Baeckea elderiana

Scientific classification
- Kingdom: Plantae
- Clade: Tracheophytes
- Clade: Angiosperms
- Clade: Eudicots
- Clade: Rosids
- Order: Myrtales
- Family: Myrtaceae
- Genus: Baeckea
- Species: B. elderiana
- Binomial name: Baeckea elderiana E.Pritz.
- Synonyms: Baeckea baileyana C.A.Gardner

= Baeckea elderiana =

- Genus: Baeckea
- Species: elderiana
- Authority: E.Pritz.
- Synonyms: Baeckea baileyana C.A.Gardner

Species of flowering plant

Baeckea elderiana is a species of flowering plant in the family Myrtaceae and is endemic to central Western Australia.

==Description==
Baeckea elderiana is an erect shrub that typically has a height of 0.3 to 2.5 m and blooms between March and November producing white flowers.

==Taxonomy==
The species was first formally described by the botanist Ernst Georg Pritzel in 1904 in Engler's journal Botanische Jahrbücher für Systematik, Pflanzengeschichte und Pflanzengeographie in an article by Pritzel and Ludwig Diels entitled Fragmenta Phytographiae Australiae occidentalis.

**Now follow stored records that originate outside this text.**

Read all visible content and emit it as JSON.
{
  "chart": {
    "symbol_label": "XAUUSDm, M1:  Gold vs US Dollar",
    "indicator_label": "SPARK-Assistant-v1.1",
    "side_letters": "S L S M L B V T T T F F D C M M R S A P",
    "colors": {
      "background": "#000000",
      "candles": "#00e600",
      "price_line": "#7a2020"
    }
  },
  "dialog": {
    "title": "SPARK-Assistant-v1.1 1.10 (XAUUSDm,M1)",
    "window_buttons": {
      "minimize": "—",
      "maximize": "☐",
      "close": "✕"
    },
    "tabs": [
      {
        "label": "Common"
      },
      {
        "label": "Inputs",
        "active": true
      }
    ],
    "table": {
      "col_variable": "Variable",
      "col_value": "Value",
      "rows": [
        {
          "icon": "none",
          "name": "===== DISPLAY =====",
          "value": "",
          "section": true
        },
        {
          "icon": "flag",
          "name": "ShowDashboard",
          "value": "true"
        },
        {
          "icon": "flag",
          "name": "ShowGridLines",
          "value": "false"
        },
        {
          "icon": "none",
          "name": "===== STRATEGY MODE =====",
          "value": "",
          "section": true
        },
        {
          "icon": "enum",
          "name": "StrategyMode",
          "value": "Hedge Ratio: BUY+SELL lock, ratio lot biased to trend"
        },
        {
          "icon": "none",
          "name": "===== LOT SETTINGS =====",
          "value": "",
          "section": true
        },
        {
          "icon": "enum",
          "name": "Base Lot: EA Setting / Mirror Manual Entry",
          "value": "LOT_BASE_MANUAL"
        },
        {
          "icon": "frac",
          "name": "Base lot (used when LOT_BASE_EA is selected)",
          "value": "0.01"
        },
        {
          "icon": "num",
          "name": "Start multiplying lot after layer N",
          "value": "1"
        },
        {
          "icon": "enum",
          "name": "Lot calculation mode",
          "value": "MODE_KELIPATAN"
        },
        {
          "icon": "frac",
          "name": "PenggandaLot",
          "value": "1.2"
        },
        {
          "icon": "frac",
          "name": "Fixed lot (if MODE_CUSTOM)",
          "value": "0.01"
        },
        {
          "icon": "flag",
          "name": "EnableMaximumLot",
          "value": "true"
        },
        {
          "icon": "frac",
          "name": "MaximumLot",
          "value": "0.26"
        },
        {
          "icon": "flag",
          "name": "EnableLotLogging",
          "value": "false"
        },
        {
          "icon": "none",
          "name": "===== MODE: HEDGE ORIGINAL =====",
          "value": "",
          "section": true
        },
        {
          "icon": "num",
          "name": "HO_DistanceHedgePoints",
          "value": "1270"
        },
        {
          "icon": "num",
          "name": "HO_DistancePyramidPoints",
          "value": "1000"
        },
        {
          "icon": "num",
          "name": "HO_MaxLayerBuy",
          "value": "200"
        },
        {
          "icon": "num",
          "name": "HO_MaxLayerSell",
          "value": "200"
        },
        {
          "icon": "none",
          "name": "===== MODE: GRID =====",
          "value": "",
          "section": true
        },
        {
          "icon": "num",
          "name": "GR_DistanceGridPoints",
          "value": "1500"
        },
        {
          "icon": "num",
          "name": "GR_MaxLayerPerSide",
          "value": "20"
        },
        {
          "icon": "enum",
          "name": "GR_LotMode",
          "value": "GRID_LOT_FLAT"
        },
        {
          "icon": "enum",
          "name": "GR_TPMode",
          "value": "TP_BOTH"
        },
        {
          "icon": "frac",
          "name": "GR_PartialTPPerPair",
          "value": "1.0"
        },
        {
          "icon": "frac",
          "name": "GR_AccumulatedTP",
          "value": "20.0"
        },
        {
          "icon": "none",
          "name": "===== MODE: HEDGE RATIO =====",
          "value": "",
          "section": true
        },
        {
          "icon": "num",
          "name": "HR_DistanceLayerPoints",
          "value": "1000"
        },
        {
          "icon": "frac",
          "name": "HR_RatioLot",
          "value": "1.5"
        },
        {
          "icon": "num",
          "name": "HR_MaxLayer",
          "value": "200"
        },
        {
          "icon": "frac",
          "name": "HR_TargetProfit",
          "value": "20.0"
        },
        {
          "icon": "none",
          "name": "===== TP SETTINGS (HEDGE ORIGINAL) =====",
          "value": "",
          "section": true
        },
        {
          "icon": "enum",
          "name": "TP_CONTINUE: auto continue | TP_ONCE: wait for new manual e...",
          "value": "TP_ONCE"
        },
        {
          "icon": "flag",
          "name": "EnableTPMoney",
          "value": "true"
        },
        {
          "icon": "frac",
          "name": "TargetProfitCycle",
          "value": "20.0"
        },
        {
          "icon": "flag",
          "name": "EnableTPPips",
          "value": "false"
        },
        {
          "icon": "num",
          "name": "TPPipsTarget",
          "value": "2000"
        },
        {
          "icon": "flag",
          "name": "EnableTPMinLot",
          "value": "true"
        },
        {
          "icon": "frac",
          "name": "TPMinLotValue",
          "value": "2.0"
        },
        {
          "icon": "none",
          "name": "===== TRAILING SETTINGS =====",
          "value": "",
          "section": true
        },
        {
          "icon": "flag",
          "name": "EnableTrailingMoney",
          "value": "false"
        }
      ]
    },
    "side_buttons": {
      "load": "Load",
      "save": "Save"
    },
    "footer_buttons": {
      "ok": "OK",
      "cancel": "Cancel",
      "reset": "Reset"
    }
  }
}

Specimens were originally collected by Richard Helms during the Elder expedition that left Adelaide in April 1891 and reached Geraldton in 1892. The species is named after Thomas Elder who had financed the expedition.

==Distribution and habitat==
This baeckea is found on sandplains, rises and stony ridges in the Mid West, Wheatbelt and Goldfields-Esperance regions of Western Australia where it grows in sandy, loamy and stony soils.